Studien sind oft nicht streng genug

Die Berner Bestrebungen sind kein Einzelfall. Forscher der University of Cambridge identifizierten über 2200 Studien, die im letzten Jahr veröffentlicht wurden und maschinelles Lernen zur Erkennung von Coronavirus-Infektionen in Röntgenbildern und Lungenscans verwendeten.

Nach Analyse der 62 überzeugendsten Studien ziehen die britischen Forschern in ihrer Arbeit: "Common pitfalls and recommendations for using machine learning to detect and prognosticate for Covid-19 using chest radiographs and CT scans" allerdings ein wenig schmeichelhaftes Fazit:

"Aufgrund methodischer Mängel und/oder zugrundeliegenden Verzerrungen verfügt keine der Studien über klinischen Nutzen.

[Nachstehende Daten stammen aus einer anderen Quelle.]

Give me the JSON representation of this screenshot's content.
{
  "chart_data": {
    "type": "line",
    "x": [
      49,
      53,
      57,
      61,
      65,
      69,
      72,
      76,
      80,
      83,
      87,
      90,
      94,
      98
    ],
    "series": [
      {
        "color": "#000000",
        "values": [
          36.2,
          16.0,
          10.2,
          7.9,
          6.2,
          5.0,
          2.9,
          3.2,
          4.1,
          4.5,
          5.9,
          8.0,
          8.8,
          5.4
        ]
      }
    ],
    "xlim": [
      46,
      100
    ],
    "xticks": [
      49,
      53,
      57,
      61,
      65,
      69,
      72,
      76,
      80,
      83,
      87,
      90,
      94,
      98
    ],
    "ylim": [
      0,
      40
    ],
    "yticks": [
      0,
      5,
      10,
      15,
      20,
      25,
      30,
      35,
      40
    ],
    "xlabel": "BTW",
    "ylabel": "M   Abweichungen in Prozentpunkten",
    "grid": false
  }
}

Dazu gehören etwa Mängel in Bezug auf Bilddaten (Zuverlässigkeit und Verzerrung der Quellen, Aggregation disparater Datensätze) als auch die vorschnell eingesetzten Methoden (Verwendung nicht repräsentativer Populationen, Nichtberücksichtigung von Testfehlern)".

Das Inselspital legt Wert darauf, dass die aktuell in Bern durchgeführte Studie nicht Teil der britischen Untersuchungen war, wie die Kommunikationsabteilung des Spitals mitteilt.

Fachnähe verbessert die Zusammenarbeit

Ausser den Empfehlungen zur Behebung technischer Unzulänglichkeiten fordern die britischen Forscher die Entwickler zu einer engeren Zusammenarbeit mit Fachkräften auf: "Die komplexe Verknüpfung jedes KI-Algorithmus zur Erkennung, Diagnose oder Prognose von Covid-19-Infektionen mit einem klaren klinischen Bedarf ist für eine erfolgreiche Anwendung unerlässlich. Die Entwicklung von KI-Algorithmen erfordert daher komplementäres, rechnerisches und klinisches Fachwissen sowie qualitativ hochwertige Gesundheitsdaten. Aussagekräftige Bewertungen über den Algorithmus erfolgen am ehesten in klinischen Umgebungen." Genau darauf achteten die Forschenden am Inselspital, wie dessen Kommunikationsabteilung mitteilt.